Quand l’Amour se décline au Louvre-Lens
"Le Verrou", 1777.
À voir

Ah l’amour ! Il se retrouve dans tous les cœurs et sur toutes les lèvres, mais aussi dans tous les arts et une exposition qui lui serait consacré ne pourrait être aussi grande que lui. Mais le Louvre-Lens a tout de même tenté la chose, en prenant pour angle les transformations de la relation amoureuse à travers les âges. Du Moyen Age à nos jours, peintures et sculptures déclinent le sentiment amoureux à travers sept chapitres : séduction, adoration, passion, relation, plaisir, romantisme et liberté. Et au commencement de cette exposition, c’est la question de la femme et de ses appâts qui est soulevée. Elle qui serait l’instigatrice du péché originel. C’est ce que l’on retrouve dans les évocations occidentales, d’Eve à Pandore, de Lucrèce à Cassandre. Mais elle évoque aussi l’amour maternel, la Vierge Marie, à travers des objets précieux du Moyen Age où peu à peu, le rôle de la femme change et n’est plus autant stigmatisée.
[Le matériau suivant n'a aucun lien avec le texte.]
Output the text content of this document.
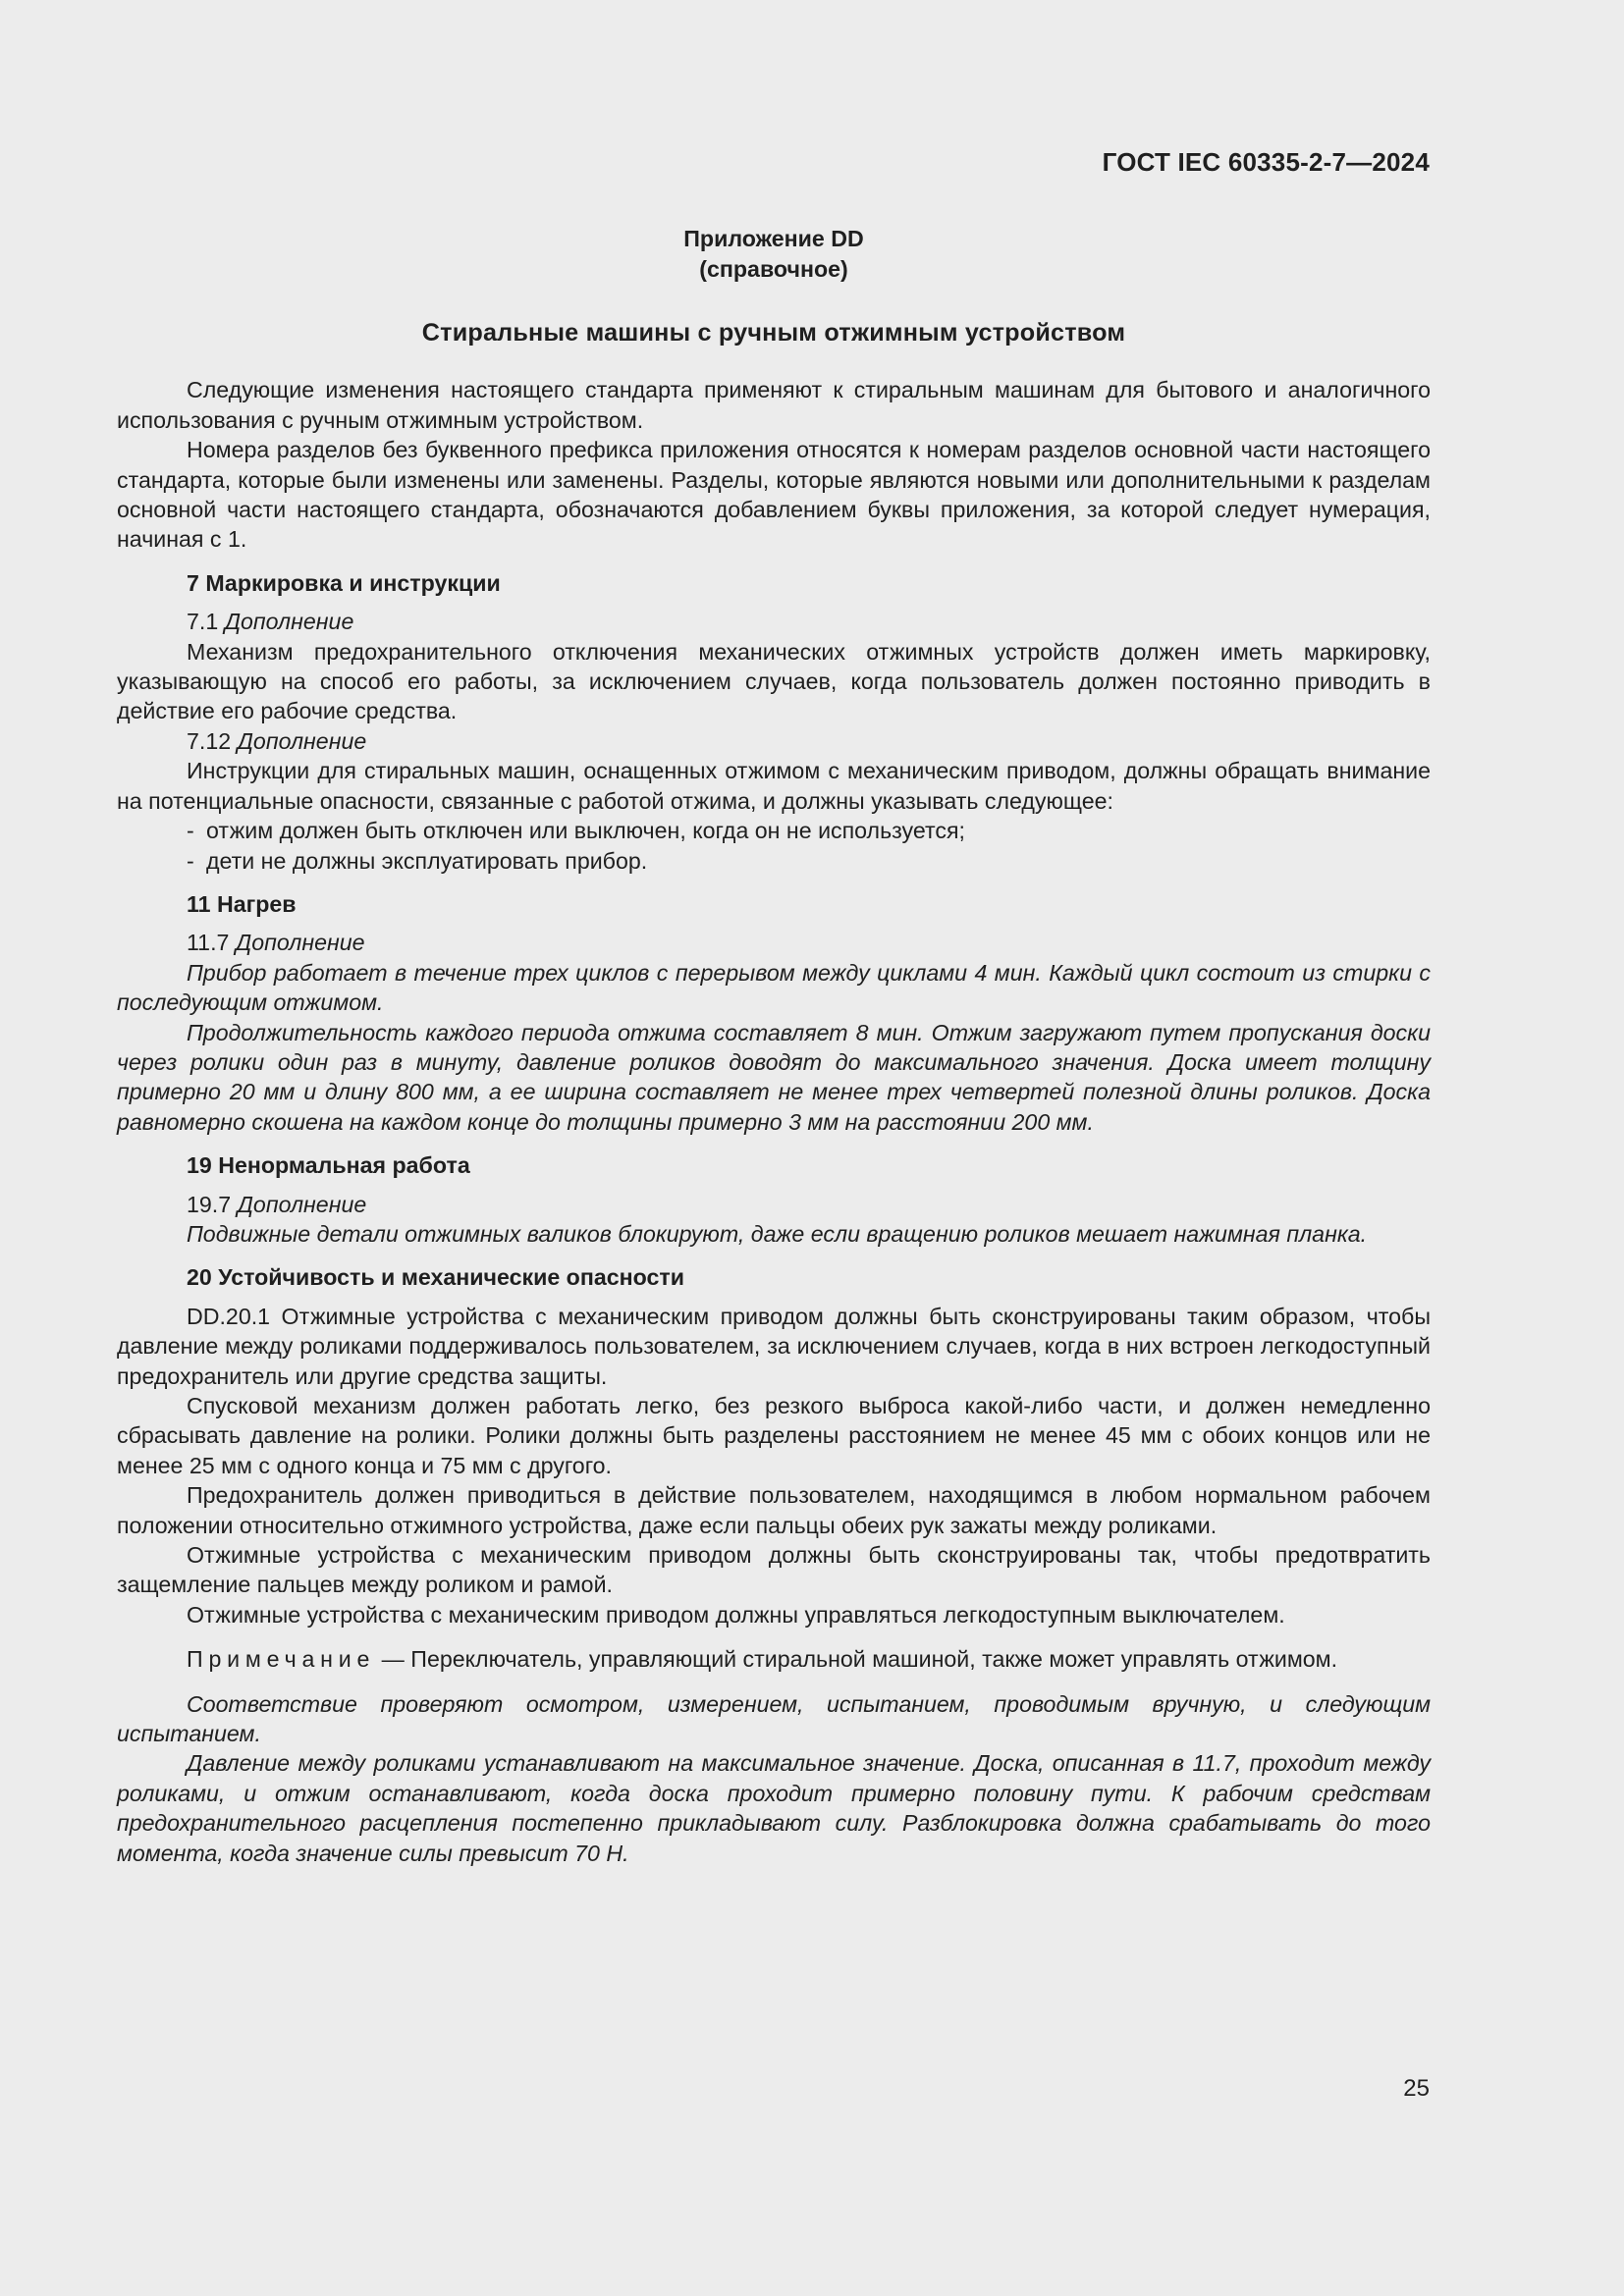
ГОСТ IEC 60335-2-7—2024
Приложение DD
(справочное)
Стиральные машины с ручным отжимным устройством

Следующие изменения настоящего стандарта применяют к стиральным машинам для бытового и аналогичного использования с ручным отжимным устройством.

Номера разделов без буквенного префикса приложения относятся к номерам разделов основной части настоящего стандарта, которые были изменены или заменены. Разделы, которые являются новыми или дополнительными к разделам основной части настоящего стандарта, обозначаются добавлением буквы приложения, за которой следует нумерация, начиная с 1.

7 Маркировка и инструкции
7.1 Дополнение

Механизм предохранительного отключения механических отжимных устройств должен иметь маркировку, указывающую на способ его работы, за исключением случаев, когда пользователь должен постоянно приводить в действие его рабочие средства.

7.12 Дополнение

Инструкции для стиральных машин, оснащенных отжимом с механическим приводом, должны обращать внимание на потенциальные опасности, связанные с работой отжима, и должны указывать следующее:

- отжим должен быть отключен или выключен, когда он не используется;
- дети не должны эксплуатировать прибор.
11 Нагрев
11.7 Дополнение

Прибор работает в течение трех циклов с перерывом между циклами 4 мин. Каждый цикл состоит из стирки с последующим отжимом.

Продолжительность каждого периода отжима составляет 8 мин. Отжим загружают путем пропускания доски через ролики один раз в минуту, давление роликов доводят до максимального значения. Доска имеет толщину примерно 20 мм и длину 800 мм, а ее ширина составляет не менее трех четвертей полезной длины роликов. Доска равномерно скошена на каждом конце до толщины примерно 3 мм на расстоянии 200 мм.

19 Ненормальная работа
19.7 Дополнение

Подвижные детали отжимных валиков блокируют, даже если вращению роликов мешает нажимная планка.

20 Устойчивость и механические опасности

DD.20.1 Отжимные устройства с механическим приводом должны быть сконструированы таким образом, чтобы давление между роликами поддерживалось пользователем, за исключением случаев, когда в них встроен легкодоступный предохранитель или другие средства защиты.

Спусковой механизм должен работать легко, без резкого выброса какой-либо части, и должен немедленно сбрасывать давление на ролики. Ролики должны быть разделены расстоянием не менее 45 мм с обоих концов или не менее 25 мм с одного конца и 75 мм с другого.

Предохранитель должен приводиться в действие пользователем, находящимся в любом нормальном рабочем положении относительно отжимного устройства, даже если пальцы обеих рук зажаты между роликами.

Отжимные устройства с механическим приводом должны быть сконструированы так, чтобы предотвратить защемление пальцев между роликом и рамой.

Отжимные устройства с механическим приводом должны управляться легкодоступным выключателем.

Примечание — Переключатель, управляющий стиральной машиной, также может управлять отжимом.

Соответствие проверяют осмотром, измерением, испытанием, проводимым вручную, и следующим испытанием.

Давление между роликами устанавливают на максимальное значение. Доска, описанная в 11.7, проходит между роликами, и отжим останавливают, когда доска проходит примерно половину пути. К рабочим средствам предохранительного расцепления постепенно прикладывают силу. Разблокировка должна срабатывать до того момента, когда значение силы превысит 70 Н.

25
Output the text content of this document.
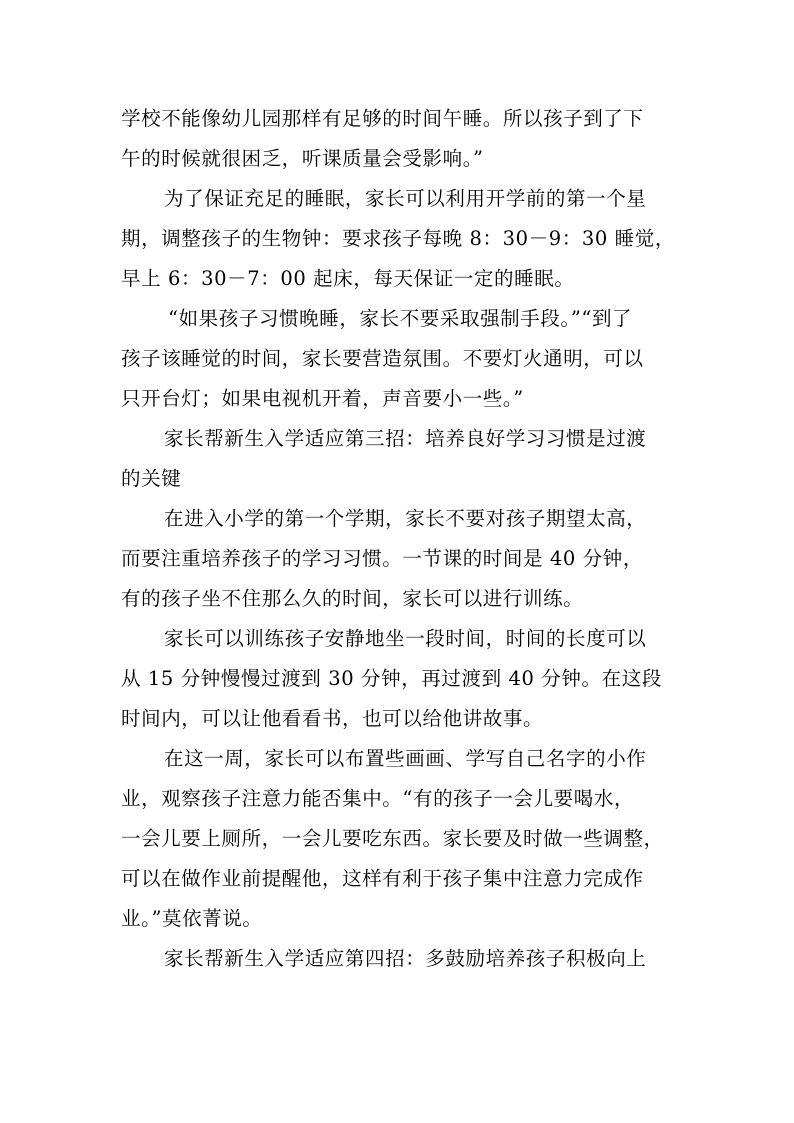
学校不能像幼儿园那样有足够的时间午睡。所以孩子到了下
午的时候就很困乏，听课质量会受影响。”
为了保证充足的睡眠，家长可以利用开学前的第一个星
期，调整孩子的生物钟：要求孩子每晚 8：30－9：30 睡觉，
早上 6：30－7：00 起床，每天保证一定的睡眠。
“如果孩子习惯晚睡，家长不要采取强制手段。”“到了
孩子该睡觉的时间，家长要营造氛围。不要灯火通明，可以
只开台灯；如果电视机开着，声音要小一些。”
家长帮新生入学适应第三招：培养良好学习习惯是过渡
的关键
在进入小学的第一个学期，家长不要对孩子期望太高，
而要注重培养孩子的学习习惯。一节课的时间是 40 分钟，
有的孩子坐不住那么久的时间，家长可以进行训练。
家长可以训练孩子安静地坐一段时间，时间的长度可以
从 15 分钟慢慢过渡到 30 分钟，再过渡到 40 分钟。在这段
时间内，可以让他看看书，也可以给他讲故事。
在这一周，家长可以布置些画画、学写自己名字的小作
业，观察孩子注意力能否集中。“有的孩子一会儿要喝水，
一会儿要上厕所，一会儿要吃东西。家长要及时做一些调整，
可以在做作业前提醒他，这样有利于孩子集中注意力完成作
业。”莫依菁说。
家长帮新生入学适应第四招：多鼓励培养孩子积极向上
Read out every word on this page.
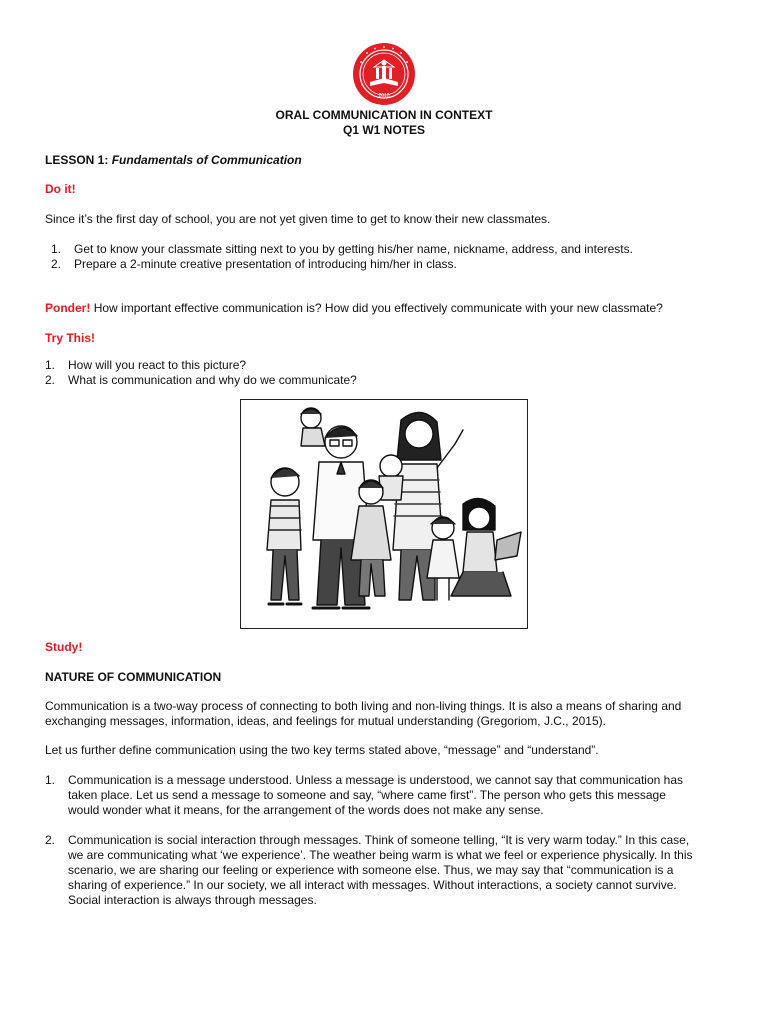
2016
ORAL COMMUNICATION IN CONTEXT
Q1 W1 NOTES
LESSON 1: Fundamentals of Communication
Do it!
Since it’s the first day of school, you are not yet given time to get to know their new classmates.
1. Get to know your classmate sitting next to you by getting his/her name, nickname, address, and interests.
2. Prepare a 2-minute creative presentation of introducing him/her in class.
Ponder! How important effective communication is? How did you effectively communicate with your new classmate?
Try This!
1. How will you react to this picture?
2. What is communication and why do we communicate?
Study!
NATURE OF COMMUNICATION
Communication is a two-way process of connecting to both living and non-living things. It is also a means of sharing and
exchanging messages, information, ideas, and feelings for mutual understanding (Gregoriom, J.C., 2015).
Let us further define communication using the two key terms stated above, “message” and “understand”.
1. Communication is a message understood. Unless a message is understood, we cannot say that communication has
taken place. Let us send a message to someone and say, “where came first”. The person who gets this message
would wonder what it means, for the arrangement of the words does not make any sense.
2. Communication is social interaction through messages. Think of someone telling, “It is very warm today.” In this case,
we are communicating what ‘we experience’. The weather being warm is what we feel or experience physically. In this
scenario, we are sharing our feeling or experience with someone else. Thus, we may say that “communication is a
sharing of experience.” In our society, we all interact with messages. Without interactions, a society cannot survive.
Social interaction is always through messages.
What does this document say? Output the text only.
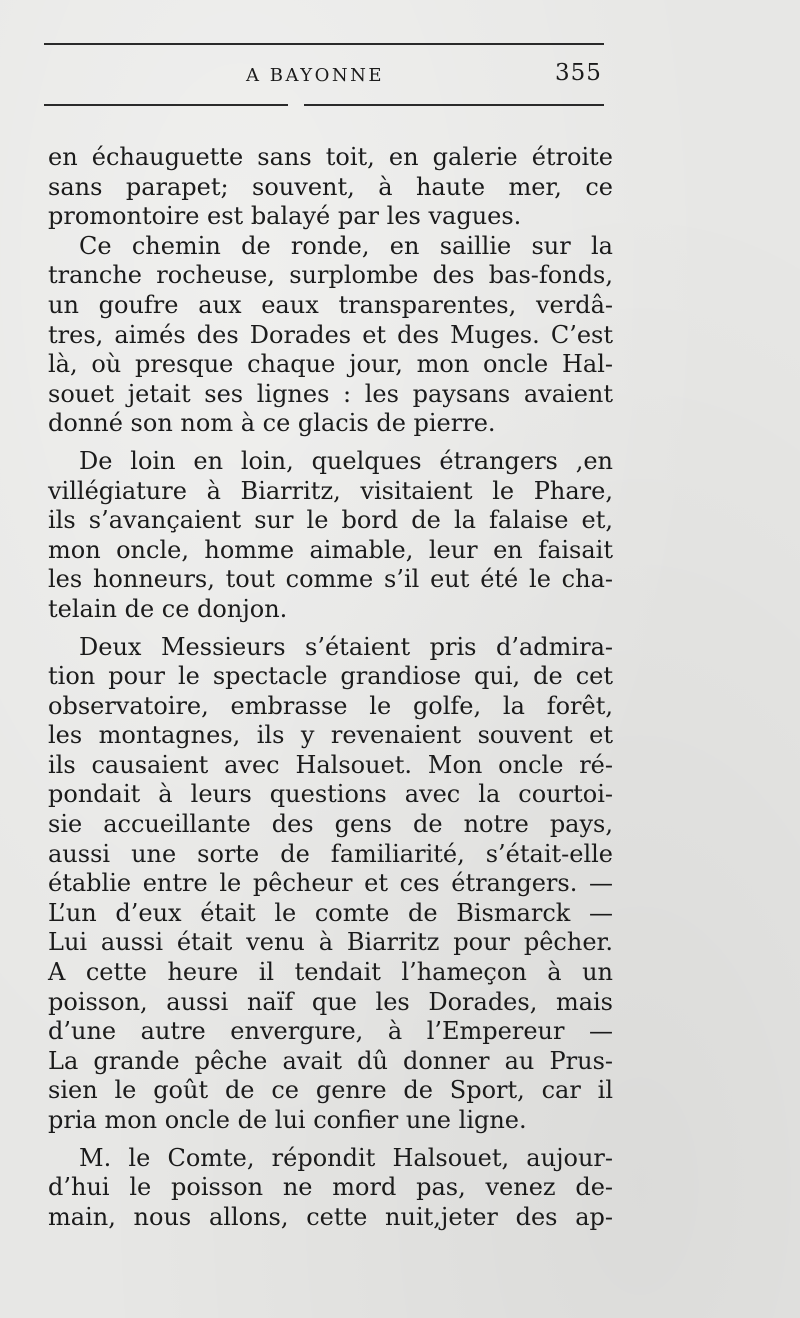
A BAYONNE	355
en échauguette sans toit, en galerie étroite
sans parapet; souvent, à haute mer, ce
promontoire est balayé par les vagues.
Ce chemin de ronde, en saillie sur la
tranche rocheuse, surplombe des bas-fonds,
un goufre aux eaux transparentes, verdâ-
tres, aimés des Dorades et des Muges. C’est
là, où presque chaque jour, mon oncle Hal-
souet jetait ses lignes : les paysans avaient
donné son nom à ce glacis de pierre.
De loin en loin, quelques étrangers ,en
villégiature à Biarritz, visitaient le Phare,
ils s’avançaient sur le bord de la falaise et,
mon oncle, homme aimable, leur en faisait
les honneurs, tout comme s’il eut été le cha-
telain de ce donjon.
Deux Messieurs s’étaient pris d’admira-
tion pour le spectacle grandiose qui, de cet
observatoire, embrasse le golfe, la forêt,
les montagnes, ils y revenaient souvent et
ils causaient avec Halsouet. Mon oncle ré-
pondait à leurs questions avec la courtoi-
sie accueillante des gens de notre pays,
aussi une sorte de familiarité, s’était-elle
établie entre le pêcheur et ces étrangers. —
L’un d’eux était le comte de Bismarck —
Lui aussi était venu à Biarritz pour pêcher.
A cette heure il tendait l’hameçon à un
poisson, aussi naïf que les Dorades, mais
d’une autre envergure, à l’Empereur —
La grande pêche avait dû donner au Prus-
sien le goût de ce genre de Sport, car il
pria mon oncle de lui confier une ligne.
M. le Comte, répondit Halsouet, aujour-
d’hui le poisson ne mord pas, venez de-
main, nous allons, cette nuit,jeter des ap-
L’exposition passe alors de la chasteté et de la vertu à la passion pure et dure. La femme se fait maîtresse, objet d’adoration amoureuse, celle pour laquelle on est capable de mourir, alors que l’Eglise condamne fermement toute histoire d’amour hors mariage. Alors voici venue la célébration du couple, à travers des peintures ou des arts décoratifs qui chantent les louanges de l’amour partagé. Et parfois, partagé à plusieurs, dans une quête du plaisir permanente. C’est l’époque du libertinage qui apparaît, les boudoirs intimes, les miroirs au plafond, les robes qui cachent des sous-vêtements affriolants. Le siècle suivant va plutôt mettre en avant le romantisme, avec le sentiment amoureux qui prévaut à nouveau, avant de succomber à la liberté du corps, en éternel recommencement de la recherche effrénée du plaisir au 20e siècle. Une scénographie impressionnante, qui cajole jusqu’au 21 janvier 2019, quelques 250 chefs d’œuvre de Fragonard, Rodin, Claudel, Delacroix ou Niki de Saint Phalle.